En septembre, face à la crise, elle avait dû se résoudre à amputer de 15 à 25% les salaires des évêques, des prêtres et des laïcs, tout en épargnant ceux qui touchaient 1.500 euros par mois ou moins.

"L'archevêque est avant tout un homme d'affaires", déplore un fidèle, Costas Michaïl, l'accusant de "travailler pour son intérêt personnel et celui de l'Eglise, pas pour le peuple".

Chrysostomos II a plusieurs fois pris la défense des banques, face aux critiques des autorités chypriotes, ou des bailleurs de fonds internationaux.
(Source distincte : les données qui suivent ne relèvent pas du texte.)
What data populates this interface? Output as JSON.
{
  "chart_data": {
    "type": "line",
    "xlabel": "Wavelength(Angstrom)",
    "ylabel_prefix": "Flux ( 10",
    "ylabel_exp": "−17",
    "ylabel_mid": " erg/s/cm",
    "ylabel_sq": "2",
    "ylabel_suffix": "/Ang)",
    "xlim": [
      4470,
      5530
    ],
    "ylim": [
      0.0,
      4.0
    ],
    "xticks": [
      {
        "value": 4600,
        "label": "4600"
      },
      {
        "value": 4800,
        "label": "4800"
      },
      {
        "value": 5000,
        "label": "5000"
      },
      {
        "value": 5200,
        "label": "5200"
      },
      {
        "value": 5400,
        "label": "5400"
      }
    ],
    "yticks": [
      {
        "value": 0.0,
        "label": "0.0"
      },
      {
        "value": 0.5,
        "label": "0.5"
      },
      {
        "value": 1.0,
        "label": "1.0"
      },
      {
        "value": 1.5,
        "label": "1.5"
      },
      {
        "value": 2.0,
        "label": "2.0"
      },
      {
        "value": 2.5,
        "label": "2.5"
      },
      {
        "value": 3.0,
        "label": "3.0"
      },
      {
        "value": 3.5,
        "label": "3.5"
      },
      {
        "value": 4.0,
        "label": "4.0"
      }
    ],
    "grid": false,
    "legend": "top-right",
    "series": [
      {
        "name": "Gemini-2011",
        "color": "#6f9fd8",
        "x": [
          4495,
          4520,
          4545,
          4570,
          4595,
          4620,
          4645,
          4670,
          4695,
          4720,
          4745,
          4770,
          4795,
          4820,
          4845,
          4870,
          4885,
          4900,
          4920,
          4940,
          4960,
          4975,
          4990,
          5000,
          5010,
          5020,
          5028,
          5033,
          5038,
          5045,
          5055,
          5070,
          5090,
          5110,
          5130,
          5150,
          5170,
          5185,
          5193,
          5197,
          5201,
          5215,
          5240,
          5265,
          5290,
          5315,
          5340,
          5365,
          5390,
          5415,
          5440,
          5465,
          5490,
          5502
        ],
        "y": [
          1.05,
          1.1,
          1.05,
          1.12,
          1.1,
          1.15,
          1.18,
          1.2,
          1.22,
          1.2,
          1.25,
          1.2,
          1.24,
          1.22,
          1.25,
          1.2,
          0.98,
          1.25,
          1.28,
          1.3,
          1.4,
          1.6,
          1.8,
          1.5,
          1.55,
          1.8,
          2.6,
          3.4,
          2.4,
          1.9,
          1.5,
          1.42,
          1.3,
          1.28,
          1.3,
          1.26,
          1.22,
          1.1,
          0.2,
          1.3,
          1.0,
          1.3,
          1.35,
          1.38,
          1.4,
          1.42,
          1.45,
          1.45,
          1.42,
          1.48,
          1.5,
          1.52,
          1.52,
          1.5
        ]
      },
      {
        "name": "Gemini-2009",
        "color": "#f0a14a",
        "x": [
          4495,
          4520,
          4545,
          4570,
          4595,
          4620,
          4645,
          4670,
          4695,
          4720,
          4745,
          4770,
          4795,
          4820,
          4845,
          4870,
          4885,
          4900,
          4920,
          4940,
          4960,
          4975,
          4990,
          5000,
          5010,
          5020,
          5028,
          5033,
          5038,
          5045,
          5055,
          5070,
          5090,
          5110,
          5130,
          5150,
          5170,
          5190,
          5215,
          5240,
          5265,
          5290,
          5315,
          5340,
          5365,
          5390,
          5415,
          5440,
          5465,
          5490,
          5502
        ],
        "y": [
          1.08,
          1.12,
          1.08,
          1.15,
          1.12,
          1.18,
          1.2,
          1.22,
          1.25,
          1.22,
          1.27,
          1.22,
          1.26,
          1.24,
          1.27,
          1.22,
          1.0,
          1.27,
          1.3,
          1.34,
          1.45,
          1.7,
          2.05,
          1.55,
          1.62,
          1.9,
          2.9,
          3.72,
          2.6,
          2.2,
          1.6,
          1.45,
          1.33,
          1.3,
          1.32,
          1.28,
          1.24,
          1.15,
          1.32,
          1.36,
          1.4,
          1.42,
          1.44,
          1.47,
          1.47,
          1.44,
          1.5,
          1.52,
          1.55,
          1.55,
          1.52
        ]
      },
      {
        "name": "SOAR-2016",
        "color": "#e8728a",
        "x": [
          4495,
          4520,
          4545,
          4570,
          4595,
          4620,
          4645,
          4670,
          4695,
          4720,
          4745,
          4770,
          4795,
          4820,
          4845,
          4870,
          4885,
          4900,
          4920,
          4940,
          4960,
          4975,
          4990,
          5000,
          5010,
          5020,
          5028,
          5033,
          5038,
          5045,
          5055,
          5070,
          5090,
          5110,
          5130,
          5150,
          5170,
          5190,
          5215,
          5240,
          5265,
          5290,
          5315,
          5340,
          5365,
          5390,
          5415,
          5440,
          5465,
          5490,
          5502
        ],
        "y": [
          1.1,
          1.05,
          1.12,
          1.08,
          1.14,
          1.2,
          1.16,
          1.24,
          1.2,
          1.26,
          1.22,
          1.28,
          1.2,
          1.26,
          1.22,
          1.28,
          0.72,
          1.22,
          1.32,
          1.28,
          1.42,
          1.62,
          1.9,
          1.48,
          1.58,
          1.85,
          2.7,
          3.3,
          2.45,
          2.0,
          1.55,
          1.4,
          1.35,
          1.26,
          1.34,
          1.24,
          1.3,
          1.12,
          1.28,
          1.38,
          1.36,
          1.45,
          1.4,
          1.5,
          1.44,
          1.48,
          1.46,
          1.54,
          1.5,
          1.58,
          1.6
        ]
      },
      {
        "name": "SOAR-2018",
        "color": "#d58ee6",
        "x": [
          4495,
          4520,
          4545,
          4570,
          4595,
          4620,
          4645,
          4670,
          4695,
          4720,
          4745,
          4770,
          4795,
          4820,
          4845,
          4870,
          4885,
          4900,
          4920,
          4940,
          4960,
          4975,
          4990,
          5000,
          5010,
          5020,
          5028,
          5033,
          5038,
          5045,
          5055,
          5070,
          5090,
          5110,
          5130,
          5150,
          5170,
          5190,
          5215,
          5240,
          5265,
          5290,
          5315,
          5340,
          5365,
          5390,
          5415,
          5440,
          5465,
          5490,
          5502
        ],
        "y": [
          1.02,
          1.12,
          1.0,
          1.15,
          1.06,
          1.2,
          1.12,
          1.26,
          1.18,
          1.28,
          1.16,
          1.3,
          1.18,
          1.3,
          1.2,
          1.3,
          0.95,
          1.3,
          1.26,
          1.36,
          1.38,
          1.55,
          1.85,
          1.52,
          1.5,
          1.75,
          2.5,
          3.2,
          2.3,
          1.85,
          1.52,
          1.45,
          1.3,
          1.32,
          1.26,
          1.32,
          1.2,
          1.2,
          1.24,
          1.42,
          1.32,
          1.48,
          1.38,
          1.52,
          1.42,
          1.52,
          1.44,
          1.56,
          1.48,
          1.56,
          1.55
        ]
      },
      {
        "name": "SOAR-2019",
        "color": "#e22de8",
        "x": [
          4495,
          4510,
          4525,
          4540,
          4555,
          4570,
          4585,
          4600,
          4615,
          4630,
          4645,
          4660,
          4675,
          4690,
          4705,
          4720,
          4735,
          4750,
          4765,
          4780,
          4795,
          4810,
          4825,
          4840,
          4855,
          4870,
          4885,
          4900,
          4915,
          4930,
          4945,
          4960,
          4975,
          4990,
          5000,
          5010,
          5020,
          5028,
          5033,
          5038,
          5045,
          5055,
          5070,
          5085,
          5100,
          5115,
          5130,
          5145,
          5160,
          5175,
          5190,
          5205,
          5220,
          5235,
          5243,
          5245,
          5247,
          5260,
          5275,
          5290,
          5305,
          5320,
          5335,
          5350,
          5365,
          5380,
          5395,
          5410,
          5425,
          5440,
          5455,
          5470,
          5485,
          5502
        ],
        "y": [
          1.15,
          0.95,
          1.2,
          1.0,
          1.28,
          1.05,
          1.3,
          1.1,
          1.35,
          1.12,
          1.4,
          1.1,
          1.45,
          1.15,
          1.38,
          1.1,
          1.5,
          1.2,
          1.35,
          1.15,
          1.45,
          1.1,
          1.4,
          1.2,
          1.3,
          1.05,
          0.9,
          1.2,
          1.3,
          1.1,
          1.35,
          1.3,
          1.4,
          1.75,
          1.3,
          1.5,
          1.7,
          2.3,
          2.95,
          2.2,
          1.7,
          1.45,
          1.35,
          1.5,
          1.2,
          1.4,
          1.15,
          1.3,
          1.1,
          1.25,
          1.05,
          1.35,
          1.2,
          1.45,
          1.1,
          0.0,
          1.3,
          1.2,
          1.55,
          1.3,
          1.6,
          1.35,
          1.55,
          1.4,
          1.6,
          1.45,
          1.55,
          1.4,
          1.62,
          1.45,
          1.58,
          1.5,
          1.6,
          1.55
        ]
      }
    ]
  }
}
En janvier, le président d'alors, le communiste Demetris Christofias, avait estimé que "le primat de l'Eglise ne peut être exclu de ce groupe d'entrepreneurs et de banquiers" qu'il accusait d'être responsables de la crise.

Cela n'avait pas empêché l'ex-président de faire appel au dignitaire pour une médiation avec Moscou, auprès de qui il tentait d'obtenir un nouveau prêt, pour éviter de devoir faire appel au mécanisme de solidarité européen.

Car l'Eglise de Chypre, autocéphale, entretient des liens étroits avec l'Eglise orthodoxe russe.

Et l'archevêque, qui historiquement était le chef de file politique de la communauté grecque chypriote lors des trois siècles de domination ottomane, a gardé un rôle politique majeur.

Il est consulté pour les grandes décisions et mercredi, dès le début de la crise, Chrysostomos II était reçu par le président Nicos Anastasiades qui l'a de nouveau sollicité pour faciliter les négociations avec Moscou, auprès de qui Chypre espérait obtenir les fonds manquants pour boucler un plan de sauvetage européen.

Nationaliste, il a réitéré dans un entretien au quotidien Realnews à Athènes, que selon lui, la solution passait par une sortie de l'euro.

Mais dimanche, sur le perron de Saint-Mamas, un ermite très vénéré à Chypre et connu pour avoir refusé de payer des impôts aux autorités byzantines, le débat fait rage entre ceux qui veulent rester dans l'euro et les autres.